According to the new sturdy, treatment and monitoring of HIV persists around the world has to be improved, while surveillance also needs to be stepped up, Reuters quotes senior author Dr. Ravi Gupta, of University College London.
Tenofovir is the well-known drug for treating and preventing the human immunodeficiency virus (HIV), a drug that can also be used for treating hepatitis B.
“If you develop resistance to that, it’s a very large loss,” said study author Dr. Robert Shafer, of Stanford University in California.
“The availability of second-line drugs is increasing, but they’re quite a bit more expensive and have more side effects associated with them,” Gupta told Reuters Health.
People acquire HIV resistance to tenofovir in one of two ways, Shafer said. It is either they don’t take the drug as directed and the virus mutates, or they are infected by someone with a resistant form of the virus.

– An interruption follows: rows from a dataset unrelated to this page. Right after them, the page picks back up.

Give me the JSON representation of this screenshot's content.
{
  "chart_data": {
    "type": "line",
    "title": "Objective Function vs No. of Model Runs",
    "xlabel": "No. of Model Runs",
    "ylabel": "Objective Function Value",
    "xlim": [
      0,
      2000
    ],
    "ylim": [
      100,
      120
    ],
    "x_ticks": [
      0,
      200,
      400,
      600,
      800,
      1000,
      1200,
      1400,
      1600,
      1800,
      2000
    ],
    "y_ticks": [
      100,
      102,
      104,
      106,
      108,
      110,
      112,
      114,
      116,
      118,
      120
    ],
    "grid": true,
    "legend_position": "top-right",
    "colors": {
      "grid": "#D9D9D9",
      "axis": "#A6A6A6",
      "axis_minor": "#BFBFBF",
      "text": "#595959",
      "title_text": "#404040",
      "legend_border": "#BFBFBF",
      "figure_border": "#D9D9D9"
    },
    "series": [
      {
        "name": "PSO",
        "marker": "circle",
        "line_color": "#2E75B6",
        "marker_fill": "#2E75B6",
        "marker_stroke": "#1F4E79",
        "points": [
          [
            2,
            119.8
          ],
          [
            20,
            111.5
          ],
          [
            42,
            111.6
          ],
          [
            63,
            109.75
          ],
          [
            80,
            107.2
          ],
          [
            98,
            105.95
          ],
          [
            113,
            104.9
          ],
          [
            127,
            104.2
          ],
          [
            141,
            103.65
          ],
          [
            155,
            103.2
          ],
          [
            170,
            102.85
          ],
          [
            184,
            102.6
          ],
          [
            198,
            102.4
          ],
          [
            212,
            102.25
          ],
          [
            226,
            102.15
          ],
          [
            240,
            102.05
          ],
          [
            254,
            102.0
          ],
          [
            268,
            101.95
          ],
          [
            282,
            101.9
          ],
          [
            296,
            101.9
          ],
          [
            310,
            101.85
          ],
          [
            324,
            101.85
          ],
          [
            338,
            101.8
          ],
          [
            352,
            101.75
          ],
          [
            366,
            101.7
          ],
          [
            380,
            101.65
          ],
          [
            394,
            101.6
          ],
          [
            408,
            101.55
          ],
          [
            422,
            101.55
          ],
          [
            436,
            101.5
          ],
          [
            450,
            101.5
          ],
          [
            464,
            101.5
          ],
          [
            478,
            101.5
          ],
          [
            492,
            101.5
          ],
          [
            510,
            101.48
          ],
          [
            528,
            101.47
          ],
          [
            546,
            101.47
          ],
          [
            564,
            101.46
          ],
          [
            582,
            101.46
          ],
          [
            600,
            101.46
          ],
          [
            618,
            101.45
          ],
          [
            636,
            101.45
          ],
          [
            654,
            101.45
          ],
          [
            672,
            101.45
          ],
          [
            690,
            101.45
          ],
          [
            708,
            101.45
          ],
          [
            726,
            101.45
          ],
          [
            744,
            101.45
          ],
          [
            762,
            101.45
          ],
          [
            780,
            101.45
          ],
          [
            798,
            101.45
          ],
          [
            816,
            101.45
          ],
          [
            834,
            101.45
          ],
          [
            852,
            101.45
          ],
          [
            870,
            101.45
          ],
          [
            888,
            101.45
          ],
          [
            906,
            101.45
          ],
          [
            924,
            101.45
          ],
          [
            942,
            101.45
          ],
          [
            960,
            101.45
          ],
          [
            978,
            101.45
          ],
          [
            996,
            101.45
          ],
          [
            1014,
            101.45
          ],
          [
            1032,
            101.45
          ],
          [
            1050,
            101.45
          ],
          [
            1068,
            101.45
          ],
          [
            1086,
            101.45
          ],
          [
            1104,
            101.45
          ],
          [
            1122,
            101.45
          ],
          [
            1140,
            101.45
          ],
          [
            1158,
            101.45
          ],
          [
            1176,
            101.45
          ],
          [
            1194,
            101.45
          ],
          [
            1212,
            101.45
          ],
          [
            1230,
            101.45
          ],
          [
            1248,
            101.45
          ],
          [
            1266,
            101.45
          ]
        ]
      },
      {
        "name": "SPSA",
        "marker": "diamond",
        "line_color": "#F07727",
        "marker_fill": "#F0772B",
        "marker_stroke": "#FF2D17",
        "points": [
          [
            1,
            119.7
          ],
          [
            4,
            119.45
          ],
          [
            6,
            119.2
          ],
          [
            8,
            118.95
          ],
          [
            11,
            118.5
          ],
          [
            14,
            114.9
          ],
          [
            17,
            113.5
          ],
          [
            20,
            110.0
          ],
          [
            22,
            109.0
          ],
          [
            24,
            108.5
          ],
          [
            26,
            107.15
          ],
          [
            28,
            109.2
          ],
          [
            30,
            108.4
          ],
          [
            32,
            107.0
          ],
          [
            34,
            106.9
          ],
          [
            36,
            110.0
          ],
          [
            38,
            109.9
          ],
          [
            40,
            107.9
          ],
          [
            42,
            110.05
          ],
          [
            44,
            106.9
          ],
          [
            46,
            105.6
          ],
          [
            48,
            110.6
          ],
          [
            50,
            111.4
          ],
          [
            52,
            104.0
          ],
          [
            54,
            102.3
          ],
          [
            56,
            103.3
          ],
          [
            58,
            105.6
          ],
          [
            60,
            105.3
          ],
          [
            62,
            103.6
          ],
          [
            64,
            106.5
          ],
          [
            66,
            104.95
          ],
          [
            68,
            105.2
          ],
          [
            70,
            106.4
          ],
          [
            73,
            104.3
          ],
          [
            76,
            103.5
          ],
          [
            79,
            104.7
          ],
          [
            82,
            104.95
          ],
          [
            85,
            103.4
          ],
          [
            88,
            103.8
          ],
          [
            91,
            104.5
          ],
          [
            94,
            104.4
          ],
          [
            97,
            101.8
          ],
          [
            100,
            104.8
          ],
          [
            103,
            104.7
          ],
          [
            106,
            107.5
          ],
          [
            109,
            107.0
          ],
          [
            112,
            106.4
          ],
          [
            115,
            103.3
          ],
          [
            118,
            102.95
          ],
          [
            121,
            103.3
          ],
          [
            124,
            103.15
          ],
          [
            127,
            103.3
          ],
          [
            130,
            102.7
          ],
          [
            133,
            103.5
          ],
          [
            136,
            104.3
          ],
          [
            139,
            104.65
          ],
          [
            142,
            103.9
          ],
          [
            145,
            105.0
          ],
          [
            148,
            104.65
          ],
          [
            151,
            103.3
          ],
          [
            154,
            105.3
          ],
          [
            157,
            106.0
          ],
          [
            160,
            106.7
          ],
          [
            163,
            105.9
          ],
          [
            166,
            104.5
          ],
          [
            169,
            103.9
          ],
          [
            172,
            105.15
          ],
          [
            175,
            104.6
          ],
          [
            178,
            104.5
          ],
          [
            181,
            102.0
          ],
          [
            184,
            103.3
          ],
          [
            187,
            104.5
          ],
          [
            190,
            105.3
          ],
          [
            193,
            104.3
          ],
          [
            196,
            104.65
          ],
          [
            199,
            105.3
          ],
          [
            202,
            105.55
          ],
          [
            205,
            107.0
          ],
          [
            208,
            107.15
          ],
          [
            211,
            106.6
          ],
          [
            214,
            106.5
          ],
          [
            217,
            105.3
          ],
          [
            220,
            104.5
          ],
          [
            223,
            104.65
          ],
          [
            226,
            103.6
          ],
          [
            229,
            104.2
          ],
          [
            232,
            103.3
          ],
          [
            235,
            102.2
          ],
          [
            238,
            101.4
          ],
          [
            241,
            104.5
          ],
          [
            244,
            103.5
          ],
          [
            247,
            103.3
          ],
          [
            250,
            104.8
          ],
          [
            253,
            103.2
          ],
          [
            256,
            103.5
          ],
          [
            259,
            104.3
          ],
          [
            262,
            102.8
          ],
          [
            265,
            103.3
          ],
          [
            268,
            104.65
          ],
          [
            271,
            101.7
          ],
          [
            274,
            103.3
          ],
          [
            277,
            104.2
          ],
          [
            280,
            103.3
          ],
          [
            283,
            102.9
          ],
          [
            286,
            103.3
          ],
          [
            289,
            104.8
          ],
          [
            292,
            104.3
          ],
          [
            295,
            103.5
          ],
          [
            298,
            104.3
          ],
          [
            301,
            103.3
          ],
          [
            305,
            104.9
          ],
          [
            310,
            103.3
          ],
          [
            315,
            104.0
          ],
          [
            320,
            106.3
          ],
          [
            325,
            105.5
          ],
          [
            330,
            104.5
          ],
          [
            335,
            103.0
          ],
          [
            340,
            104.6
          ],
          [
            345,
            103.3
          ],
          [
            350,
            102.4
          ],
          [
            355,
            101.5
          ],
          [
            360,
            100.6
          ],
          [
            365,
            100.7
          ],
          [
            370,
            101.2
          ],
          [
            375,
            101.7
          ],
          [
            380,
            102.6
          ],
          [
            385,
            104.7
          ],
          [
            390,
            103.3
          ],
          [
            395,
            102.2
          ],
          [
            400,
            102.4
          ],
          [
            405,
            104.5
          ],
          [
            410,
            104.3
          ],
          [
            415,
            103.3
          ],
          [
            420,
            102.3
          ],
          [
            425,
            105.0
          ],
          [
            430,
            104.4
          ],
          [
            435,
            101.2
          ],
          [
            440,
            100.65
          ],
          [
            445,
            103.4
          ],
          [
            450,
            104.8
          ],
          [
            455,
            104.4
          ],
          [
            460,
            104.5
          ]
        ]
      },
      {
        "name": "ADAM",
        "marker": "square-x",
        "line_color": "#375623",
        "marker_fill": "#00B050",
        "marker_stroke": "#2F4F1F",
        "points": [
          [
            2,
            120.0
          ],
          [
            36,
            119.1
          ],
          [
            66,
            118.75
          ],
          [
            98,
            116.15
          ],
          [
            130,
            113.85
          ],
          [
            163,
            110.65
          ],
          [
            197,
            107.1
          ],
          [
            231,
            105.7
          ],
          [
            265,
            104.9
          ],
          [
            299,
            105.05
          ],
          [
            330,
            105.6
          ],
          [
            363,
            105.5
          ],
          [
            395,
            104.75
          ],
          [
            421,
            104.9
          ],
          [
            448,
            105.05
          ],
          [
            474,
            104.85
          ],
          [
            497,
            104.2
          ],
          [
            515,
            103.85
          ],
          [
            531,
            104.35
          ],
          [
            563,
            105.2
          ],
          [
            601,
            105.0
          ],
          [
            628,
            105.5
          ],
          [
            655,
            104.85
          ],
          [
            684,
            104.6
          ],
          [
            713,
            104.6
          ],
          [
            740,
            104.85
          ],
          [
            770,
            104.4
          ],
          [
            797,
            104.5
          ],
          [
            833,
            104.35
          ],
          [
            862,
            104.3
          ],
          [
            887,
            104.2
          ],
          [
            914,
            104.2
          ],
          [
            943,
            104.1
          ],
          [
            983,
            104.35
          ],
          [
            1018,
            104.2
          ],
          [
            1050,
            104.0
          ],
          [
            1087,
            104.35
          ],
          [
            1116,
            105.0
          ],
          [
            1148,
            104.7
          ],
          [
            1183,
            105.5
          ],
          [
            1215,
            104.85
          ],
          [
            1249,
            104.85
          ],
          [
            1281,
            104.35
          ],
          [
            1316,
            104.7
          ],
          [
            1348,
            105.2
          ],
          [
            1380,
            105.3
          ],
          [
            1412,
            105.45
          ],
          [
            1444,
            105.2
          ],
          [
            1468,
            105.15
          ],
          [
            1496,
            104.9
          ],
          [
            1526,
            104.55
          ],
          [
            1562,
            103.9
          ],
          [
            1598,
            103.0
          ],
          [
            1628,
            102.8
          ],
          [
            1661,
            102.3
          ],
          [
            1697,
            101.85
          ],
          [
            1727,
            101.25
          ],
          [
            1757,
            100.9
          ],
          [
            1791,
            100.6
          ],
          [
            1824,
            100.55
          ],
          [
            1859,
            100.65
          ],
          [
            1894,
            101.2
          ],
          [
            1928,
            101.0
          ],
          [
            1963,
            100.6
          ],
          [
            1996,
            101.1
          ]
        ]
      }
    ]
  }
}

In the new study, researchers used data from 1,926 people in 36 countries who continues to have uncontrolled HIV despite simultaneous treatment with an assortment of drugs, which included tenofovir. The result shows that the proportion of people with tenofovir-resistant HIV ranged from 20 percent in Europe to over 50 percent in sub-Saharan Africa.
Despite not being able to tell what causes tenofovir-resistant HIV, the sturdy was able to discover that the health of the immune system when treatment starts and the other drugs in the treatment regimen, are linked to the risk resistance.
Individuals who started treatment with a low CD4-cell count, which is a measure of the immune system’s health, were about 50 percent more likely to have resistance than those with healthier immune systems.
“We think that part of the reason is that the immune system helps the drugs,” said Gupta.
Unlike studies carried out in the past, Gupta said, the new research found tenofovir-resistant HIV reproduces itself just as much as non-resistant HIV does, which means that resistance can be passed on to other individuals.
“I think that if these trends continued . . . and you found a lot of HIV infections had resistance, then you would find the efficacy of PrEP is compromised,” said Gupta, while referring to pre-exposure prophylaxis, which is the practice of having uninfected people take anti-HIV drugs to try to avoid getting the virus.
The researchers say they can’t predict how many people with the virus will have resistance, since their research only included individuals who failed treatment.
The researchers’ estimates however, suggest that under current circumstances, about 8 percent to 18 percent of patients in sub-Saharan Africa who receive tenofovir plus efavirenz will develop resistance in the first year of treatment.